Melacak Jejak “Koro Jamu” Di Gayo

Oleh: Yusra Habib Abdul Gani*

ASBABUN nuzul munculnya istilah “Koro Jamu” (Kerbau Tamu) dalam masyarakat Gayo, sesungguhnya diangkat dari riwayat pengalaman penggembala kerbau yang; jika seekor kerbau pendatang baru (asing), hidup sekandang (“sara wer”) dengan kumpulan kerbau lama (baca: asli); ianya berpotensi mengundang masalah, seperti: praduga tidak bersalah, kecurigaan, irihati, bisik-bisik dan rasa dengki merebak di kalangan Kerbau asli. Apalagi kalau “koro jamu” menjadi kandidat “ulu Tawar” (pemimpin) dalam “wer” tersebut, maka stabilitas keamanan terganggu, sebab kerbau asli menganggap; mereka lebih dan paling berhak jadi ulu tawar dalam wer itu. “Koro jamu” selain merasa terasing juga “icangkili orom-orom”.

Sebenarnya, luapan rasa emosional dari kawanan hewan ini hal yang normal–bukan  saja normal–bahkan terbaik bagi mereka demi menjaga identitas dan marwah empuni tempat.
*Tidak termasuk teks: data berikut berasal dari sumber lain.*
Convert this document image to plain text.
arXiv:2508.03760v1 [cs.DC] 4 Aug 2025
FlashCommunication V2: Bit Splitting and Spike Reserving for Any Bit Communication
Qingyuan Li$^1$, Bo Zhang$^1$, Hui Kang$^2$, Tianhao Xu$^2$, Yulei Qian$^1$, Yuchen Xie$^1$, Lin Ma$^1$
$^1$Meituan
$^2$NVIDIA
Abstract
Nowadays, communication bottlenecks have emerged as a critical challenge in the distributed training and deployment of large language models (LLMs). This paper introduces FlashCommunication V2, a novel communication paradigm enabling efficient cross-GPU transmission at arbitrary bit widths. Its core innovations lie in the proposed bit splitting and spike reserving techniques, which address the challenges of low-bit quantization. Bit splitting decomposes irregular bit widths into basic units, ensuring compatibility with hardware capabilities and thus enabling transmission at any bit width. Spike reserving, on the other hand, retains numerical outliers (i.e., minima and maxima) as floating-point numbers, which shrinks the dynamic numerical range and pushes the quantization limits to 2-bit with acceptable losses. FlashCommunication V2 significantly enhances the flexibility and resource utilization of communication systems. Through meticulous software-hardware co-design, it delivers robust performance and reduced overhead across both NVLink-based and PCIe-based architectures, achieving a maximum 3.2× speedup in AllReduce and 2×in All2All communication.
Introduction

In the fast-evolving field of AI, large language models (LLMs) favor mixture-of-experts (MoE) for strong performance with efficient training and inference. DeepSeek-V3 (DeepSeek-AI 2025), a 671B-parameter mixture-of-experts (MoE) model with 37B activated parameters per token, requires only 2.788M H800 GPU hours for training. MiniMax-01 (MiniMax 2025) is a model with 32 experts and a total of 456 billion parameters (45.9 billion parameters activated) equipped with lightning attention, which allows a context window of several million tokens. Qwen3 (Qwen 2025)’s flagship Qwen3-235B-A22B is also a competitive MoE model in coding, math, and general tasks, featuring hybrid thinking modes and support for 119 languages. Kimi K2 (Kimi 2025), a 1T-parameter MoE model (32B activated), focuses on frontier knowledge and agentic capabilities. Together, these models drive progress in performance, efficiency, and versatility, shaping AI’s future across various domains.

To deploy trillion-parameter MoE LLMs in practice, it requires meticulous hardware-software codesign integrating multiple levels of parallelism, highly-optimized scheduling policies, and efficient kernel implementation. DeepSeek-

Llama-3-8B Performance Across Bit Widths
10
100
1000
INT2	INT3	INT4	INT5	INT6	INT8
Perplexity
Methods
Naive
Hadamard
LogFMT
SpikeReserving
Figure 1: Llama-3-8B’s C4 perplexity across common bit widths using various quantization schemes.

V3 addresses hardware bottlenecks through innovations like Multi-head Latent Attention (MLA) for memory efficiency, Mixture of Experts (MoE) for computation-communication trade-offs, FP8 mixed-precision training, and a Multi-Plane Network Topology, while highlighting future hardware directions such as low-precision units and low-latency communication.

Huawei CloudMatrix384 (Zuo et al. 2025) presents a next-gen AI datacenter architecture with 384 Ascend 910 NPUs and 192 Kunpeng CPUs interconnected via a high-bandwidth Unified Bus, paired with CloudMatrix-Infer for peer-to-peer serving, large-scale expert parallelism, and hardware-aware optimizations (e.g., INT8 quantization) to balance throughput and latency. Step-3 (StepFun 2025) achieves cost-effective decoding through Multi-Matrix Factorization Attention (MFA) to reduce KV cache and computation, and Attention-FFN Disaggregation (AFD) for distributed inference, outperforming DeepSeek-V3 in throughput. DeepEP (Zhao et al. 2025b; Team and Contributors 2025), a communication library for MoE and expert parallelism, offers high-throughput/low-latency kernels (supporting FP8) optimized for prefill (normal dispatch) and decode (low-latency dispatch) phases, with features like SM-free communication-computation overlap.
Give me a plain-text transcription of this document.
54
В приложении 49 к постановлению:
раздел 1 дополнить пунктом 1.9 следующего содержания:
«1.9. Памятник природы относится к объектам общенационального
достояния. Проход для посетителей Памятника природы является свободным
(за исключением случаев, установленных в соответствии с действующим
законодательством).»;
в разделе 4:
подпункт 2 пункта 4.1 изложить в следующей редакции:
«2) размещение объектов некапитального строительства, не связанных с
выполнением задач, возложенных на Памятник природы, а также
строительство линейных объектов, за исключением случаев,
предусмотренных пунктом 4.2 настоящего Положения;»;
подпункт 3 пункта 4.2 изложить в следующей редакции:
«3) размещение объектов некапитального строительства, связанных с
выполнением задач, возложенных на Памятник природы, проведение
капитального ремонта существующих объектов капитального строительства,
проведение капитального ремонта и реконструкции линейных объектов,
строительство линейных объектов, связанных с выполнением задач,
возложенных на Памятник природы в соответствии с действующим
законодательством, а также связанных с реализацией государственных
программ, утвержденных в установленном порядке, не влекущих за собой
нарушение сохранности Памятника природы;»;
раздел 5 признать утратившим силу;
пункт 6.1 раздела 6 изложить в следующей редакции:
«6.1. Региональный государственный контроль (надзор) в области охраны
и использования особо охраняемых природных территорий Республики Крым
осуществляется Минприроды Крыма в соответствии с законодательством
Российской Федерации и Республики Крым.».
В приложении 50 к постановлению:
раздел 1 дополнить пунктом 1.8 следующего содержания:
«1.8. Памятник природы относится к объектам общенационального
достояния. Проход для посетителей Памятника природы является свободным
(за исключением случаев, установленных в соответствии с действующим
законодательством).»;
Secara alamiah, fenomena sosial hewan tadi; juga terjadi dalam kandang Ayam, Itik dan Kambing; hanya saja bagi orang yang kurang komunikasi dan merapatkan emosional dengan hewan peliharaan, perkara ini kurang diperhatian.

Pada gilirannya, penggembala Kerbau menceritakan pengalaman sehari-harinya kepada kawan-kawan, bahwa: ‘Kerbau pendatang yang baru dibelinya selalu “dicangkil” dan tidak boleh merapat dengan kumpulan Kerbau asli.  Dia dianggap “Koro Jamu” yang tidak boleh macam-macam, apalagi diangkat sebagai penghulu (ulu tawar”) dalam kandang.’ Kisah ini kemudian diadopsi oleh orang Gayo ke ranah politik dalam arena pertarungan perebutan jabatan strategis dalam struktur pemerintahan, mulai dari:  pemilihan Geuchik, Sekretaris Kampung, Anggota Sarat Opat; imem, Mukim. Seterusnya merambah ke peringkat pemilihan Camat, Kepala Dinas dan Bupati; yang kononnya; pendatang yang bukan etnis Gayo disifatkan sebagai “koro jamu”, tidak boleh diangkat sebagai pemimpin (ulu tawar) yang menentukan masa depan orang Gayo, sebab –setidak-tidaknya– ‘self of belonging’ dan ‘self responsibility’-nya dipertanyakan dan diragukan.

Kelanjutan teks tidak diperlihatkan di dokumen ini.